Lucas 2, 22-40

Cuando se cumplieron los días en que ellos debían purificarse según la ley de Moisés, llevaron al niño a Jerusalén para presentárselo al Señor. Lo hicieron así porque en la ley del Señor está escrito: «Todo primer hijo varón será consagrado al Señor.» Fueron, pues, a ofrecer en sacrificio lo que manda la ley del Señor: un par de tórtolas o dos pichones de paloma. En aquel tiempo vivía en Jerusalén un hombre que se llamaba Simeón. Era un hombre justo y piadoso, que esperaba la restauración de Israel. El Espíritu Santo estaba con Simeón,  y le había hecho saber que no moriría sin ver antes al Mesías, a quien el Señor enviaría.  Guiado por el Espíritu Santo, Simeón fue al templo; y cuando los padres del niño Jesús lo llevaron también a él, para cumplir con lo que la ley ordenaba,  Simeón lo tomó en brazos y alabó a Dios, diciendo:  «Ahora, Señor, tu promesa está cumplida: puedes dejar que tu siervo muera en paz. Porque ya he visto la salvación  que has comenzado a realizar a la vista de todos los pueblos,  la luz que alumbrará a las naciones y que será la gloria de tu pueblo Israel.»  El padre y la madre de Jesús se quedaron admirados al oír lo que Simeón decía del niño.  Entonces Simeón les dio su bendición, y dijo a María, la madre de Jesús: Mira, este niño está destinado a hacer que muchos en Israel caigan o se levanten. Él será una señal que muchos rechazarán,  a fin de que las intenciones de muchos corazones queden al descubierto. Pero todo esto va a ser para ti como una espada que atraviese tu propia alma.  También estaba allí una profetisa llamada Ana, hija de Penuel, de la tribu de Aser.
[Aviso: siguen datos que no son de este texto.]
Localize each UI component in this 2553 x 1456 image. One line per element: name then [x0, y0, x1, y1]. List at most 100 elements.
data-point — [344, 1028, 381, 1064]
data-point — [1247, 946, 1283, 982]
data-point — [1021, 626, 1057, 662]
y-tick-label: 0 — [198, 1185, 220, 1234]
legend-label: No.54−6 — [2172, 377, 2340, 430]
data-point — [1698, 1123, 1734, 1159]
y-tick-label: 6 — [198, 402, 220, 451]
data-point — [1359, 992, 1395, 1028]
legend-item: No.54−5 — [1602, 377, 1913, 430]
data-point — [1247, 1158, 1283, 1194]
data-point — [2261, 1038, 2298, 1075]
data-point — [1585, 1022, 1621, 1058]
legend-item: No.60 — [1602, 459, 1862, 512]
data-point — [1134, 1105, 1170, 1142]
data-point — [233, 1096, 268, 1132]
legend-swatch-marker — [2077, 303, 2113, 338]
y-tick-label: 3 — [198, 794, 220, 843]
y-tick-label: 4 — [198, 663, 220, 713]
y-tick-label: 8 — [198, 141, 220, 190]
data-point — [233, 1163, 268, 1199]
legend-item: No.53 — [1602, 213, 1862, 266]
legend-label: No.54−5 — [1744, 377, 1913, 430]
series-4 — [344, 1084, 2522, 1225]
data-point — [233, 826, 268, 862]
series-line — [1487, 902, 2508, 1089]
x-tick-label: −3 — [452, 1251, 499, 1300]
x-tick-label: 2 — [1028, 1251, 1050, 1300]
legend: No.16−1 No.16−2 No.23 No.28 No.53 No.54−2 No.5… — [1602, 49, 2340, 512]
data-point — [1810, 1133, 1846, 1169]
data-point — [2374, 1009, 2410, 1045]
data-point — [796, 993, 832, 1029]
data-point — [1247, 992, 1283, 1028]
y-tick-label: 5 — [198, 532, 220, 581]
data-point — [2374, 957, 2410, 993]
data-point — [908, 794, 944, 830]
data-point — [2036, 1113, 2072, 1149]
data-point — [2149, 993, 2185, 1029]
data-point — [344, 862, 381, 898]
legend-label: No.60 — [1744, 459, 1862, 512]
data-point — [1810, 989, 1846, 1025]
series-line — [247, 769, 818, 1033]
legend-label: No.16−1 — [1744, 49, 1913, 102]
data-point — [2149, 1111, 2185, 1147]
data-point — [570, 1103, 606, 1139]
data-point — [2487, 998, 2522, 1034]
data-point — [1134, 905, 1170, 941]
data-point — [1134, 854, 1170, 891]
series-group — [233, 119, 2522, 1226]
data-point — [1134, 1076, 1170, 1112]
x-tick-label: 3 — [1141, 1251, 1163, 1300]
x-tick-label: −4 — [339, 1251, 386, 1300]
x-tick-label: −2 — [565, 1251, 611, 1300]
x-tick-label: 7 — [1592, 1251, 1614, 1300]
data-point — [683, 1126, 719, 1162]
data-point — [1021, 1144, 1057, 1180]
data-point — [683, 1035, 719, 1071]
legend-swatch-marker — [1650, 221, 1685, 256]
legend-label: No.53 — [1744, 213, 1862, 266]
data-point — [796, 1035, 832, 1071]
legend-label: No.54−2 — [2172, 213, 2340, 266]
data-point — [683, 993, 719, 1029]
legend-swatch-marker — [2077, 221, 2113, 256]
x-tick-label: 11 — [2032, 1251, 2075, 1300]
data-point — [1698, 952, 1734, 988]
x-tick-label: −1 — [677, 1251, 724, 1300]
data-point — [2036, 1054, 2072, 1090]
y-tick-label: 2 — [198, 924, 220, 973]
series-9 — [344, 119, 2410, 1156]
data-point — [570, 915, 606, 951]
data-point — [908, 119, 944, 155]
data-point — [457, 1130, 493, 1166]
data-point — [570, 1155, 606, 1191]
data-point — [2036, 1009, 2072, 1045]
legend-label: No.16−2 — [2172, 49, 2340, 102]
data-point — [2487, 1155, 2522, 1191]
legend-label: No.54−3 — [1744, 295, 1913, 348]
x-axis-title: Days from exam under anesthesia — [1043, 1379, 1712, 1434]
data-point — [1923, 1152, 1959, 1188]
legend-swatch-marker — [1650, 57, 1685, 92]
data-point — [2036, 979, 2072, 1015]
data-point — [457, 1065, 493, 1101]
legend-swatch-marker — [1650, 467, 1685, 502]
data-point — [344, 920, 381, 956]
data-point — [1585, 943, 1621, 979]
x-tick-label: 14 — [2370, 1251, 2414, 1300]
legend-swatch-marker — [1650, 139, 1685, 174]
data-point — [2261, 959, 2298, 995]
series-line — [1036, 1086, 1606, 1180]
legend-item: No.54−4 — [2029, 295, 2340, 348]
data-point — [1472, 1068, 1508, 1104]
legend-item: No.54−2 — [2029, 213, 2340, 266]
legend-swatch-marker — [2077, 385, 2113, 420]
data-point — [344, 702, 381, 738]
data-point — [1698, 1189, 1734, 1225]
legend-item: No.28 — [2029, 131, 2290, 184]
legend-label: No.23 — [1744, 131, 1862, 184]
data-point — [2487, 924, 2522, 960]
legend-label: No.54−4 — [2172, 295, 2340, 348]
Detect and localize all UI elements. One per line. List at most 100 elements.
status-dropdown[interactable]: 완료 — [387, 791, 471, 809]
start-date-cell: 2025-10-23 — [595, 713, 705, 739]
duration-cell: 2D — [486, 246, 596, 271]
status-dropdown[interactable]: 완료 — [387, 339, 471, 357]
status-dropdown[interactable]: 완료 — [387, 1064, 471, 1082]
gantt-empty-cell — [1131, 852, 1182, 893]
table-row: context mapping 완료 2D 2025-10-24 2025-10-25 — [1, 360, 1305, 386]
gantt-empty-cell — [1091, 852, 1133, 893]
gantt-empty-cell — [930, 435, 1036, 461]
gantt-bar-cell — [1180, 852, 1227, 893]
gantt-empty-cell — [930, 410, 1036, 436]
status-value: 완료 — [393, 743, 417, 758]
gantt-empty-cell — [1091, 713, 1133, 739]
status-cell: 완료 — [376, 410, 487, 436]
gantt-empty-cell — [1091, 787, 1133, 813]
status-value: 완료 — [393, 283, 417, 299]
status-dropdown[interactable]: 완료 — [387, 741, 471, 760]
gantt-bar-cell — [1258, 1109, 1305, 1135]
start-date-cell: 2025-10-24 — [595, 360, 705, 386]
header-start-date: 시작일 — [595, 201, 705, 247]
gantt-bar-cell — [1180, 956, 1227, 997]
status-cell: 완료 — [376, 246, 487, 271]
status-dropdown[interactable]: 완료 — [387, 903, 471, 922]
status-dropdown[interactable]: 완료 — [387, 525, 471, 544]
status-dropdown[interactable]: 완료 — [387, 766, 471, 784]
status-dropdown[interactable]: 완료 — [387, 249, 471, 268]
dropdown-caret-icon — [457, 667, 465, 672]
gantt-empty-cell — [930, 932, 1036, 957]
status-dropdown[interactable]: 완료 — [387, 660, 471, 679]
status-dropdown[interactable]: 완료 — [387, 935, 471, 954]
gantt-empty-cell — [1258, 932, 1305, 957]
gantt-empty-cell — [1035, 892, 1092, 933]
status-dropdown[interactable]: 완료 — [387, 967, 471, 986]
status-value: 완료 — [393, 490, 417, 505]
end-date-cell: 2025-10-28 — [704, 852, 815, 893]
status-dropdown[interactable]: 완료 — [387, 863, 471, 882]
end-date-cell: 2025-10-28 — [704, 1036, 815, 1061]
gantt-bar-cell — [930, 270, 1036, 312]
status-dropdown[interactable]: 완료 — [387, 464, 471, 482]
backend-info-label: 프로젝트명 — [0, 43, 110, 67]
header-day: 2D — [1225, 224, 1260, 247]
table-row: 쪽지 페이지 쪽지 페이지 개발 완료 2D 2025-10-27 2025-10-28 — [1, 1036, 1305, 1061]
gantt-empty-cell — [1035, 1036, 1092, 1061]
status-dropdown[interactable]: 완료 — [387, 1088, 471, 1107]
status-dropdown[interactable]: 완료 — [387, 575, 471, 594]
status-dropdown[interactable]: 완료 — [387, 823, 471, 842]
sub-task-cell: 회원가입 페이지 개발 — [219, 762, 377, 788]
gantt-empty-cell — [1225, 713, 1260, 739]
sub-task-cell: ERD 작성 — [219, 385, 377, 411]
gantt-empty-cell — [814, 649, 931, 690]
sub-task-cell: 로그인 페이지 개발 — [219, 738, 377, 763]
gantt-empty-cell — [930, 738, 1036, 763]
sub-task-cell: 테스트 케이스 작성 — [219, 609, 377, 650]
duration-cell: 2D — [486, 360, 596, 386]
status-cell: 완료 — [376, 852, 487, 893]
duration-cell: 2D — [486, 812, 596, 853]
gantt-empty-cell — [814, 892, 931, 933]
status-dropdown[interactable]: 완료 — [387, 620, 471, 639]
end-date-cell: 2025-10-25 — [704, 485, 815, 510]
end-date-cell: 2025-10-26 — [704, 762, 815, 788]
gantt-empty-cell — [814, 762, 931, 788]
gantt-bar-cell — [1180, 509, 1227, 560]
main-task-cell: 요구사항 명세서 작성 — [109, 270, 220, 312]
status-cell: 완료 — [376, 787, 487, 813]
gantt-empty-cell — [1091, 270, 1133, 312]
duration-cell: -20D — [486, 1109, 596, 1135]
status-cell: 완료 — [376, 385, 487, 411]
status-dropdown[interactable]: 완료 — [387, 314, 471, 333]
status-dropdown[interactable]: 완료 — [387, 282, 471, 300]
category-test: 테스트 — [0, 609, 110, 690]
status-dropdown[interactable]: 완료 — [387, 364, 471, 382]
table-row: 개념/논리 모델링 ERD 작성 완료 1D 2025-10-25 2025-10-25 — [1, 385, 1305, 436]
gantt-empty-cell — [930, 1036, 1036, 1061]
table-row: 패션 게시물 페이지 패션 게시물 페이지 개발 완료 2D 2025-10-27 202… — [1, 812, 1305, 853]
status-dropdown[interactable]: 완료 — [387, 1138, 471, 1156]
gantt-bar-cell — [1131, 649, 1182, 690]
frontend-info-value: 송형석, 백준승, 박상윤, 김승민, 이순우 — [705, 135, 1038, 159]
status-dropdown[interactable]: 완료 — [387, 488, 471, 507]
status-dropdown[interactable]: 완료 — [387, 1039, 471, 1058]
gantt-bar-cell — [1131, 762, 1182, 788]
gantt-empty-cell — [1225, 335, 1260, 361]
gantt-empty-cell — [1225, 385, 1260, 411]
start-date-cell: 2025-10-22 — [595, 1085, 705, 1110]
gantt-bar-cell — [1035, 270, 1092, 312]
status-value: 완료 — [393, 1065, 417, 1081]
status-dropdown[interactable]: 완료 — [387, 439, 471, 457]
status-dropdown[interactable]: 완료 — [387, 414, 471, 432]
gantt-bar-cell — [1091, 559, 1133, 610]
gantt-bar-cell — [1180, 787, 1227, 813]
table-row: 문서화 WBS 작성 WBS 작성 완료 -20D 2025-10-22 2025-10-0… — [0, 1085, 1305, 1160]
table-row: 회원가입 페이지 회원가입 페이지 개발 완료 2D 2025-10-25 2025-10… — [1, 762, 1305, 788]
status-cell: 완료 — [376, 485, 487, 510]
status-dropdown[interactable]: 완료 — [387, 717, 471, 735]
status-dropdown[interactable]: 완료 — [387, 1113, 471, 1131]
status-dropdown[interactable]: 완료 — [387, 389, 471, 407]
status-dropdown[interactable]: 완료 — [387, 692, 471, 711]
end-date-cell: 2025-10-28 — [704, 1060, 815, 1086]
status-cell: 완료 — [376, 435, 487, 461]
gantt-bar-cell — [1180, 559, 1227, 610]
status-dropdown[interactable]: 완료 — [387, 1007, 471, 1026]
Era ya muy anciana. Se casó siendo muy joven, y había vivido con su marido siete años;  hacía ya ochenta y cuatro años que se había quedado viuda. Nunca salía del templo, sino que servía día y noche al Señor, con ayunos y oraciones.  Ana se presentó en aquel mismo momento, y comenzó a dar gracias a Dios y a hablar del niño Jesús a todos los que esperaban la liberación de Jerusalén.  Después de haber cumplido con todo lo que manda la ley del Señor, volvieron a Galilea, a su propio pueblo de Nazaret.  Y el niño crecía y se hacía más fuerte, estaba lleno de sabiduría y gozaba del favor de Dios.